TIBANE (@guest_25189)
1 year ago

Hi! I’m just learning and researching about this incredible plant, I have a 1ha plot with drip irrigation system in Pretoria (South Africa) will it be be viable for commercial purposes?

Allison Sidhu
Allison Sidhu(@allison-sidhu)
Reply to  TIBANE
1 year ago

It’s certainly possible to grow lemongrass in South Africa, but your biggest potential concerns are probably going to be periods of extreme rainfall and extreme heat. The soil must be well-draining, and use of shade cloth may be required for protection during periods of hot, dry weather.

D Sarducci
D Sarducci (@guest_28506)
1 year ago

I’ve got several stands growing and have been growing it for about 15 years.
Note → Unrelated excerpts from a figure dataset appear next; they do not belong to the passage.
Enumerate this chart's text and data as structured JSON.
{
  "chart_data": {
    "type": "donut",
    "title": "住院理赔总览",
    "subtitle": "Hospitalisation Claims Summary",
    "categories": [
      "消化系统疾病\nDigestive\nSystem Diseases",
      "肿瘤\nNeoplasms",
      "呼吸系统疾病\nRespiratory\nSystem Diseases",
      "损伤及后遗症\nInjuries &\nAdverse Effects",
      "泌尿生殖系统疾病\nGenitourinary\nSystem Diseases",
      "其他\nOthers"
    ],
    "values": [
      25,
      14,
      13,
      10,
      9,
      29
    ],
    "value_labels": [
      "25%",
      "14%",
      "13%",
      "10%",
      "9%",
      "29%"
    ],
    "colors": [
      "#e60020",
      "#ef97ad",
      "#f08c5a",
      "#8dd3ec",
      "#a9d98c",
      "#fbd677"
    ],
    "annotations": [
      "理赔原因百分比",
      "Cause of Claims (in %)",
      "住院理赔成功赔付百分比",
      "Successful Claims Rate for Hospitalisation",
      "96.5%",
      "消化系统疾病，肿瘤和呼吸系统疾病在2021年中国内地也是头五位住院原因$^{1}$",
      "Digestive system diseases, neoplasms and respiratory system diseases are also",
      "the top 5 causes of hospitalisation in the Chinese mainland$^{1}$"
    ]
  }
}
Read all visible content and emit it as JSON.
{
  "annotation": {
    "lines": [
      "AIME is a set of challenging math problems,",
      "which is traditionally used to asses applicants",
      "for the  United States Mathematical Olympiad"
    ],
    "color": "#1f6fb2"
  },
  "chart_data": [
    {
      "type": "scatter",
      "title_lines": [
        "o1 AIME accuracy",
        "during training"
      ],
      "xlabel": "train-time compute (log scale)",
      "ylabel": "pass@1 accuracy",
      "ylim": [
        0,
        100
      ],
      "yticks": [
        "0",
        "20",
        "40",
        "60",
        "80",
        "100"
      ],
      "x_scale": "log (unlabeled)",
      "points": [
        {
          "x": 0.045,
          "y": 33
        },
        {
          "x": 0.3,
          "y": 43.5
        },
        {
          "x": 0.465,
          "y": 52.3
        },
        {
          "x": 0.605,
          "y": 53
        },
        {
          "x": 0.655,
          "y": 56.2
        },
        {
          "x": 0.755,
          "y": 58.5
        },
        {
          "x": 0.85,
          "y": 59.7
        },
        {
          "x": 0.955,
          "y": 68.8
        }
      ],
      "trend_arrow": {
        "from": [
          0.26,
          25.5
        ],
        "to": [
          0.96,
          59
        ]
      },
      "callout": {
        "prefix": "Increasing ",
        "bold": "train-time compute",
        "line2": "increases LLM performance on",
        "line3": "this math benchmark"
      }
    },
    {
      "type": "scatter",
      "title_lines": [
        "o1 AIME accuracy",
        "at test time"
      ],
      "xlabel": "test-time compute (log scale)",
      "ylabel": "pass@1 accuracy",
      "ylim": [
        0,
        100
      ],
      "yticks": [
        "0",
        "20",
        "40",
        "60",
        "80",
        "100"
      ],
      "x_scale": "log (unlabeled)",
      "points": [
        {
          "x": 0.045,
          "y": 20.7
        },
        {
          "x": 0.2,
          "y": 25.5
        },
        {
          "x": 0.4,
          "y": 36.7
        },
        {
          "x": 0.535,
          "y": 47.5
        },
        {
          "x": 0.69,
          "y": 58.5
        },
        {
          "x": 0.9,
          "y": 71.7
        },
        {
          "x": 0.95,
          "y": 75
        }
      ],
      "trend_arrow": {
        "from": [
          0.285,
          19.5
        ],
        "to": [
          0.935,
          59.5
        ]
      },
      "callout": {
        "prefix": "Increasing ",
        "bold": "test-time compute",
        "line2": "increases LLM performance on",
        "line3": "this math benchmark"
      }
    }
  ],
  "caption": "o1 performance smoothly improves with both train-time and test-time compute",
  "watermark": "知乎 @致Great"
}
Here in Florida, it rarely gets cold, so it thrives year-round. I’m makin tom yum goong tonight, so I went out to harvest some and noticed that most of the stalks were smaller than in years past. I think these have reached the end of their lifespan and it’s time for fresh plantings.

Allison Sidhu
Allison Sidhu(@allison-sidhu)
Reply to  D Sarducci
1 year ago

Wow, 15 years- that’s great!

Overcrowding could also be the culprit. You might want to dig up and divide clumps, giving them more space to grow. Hope this helps!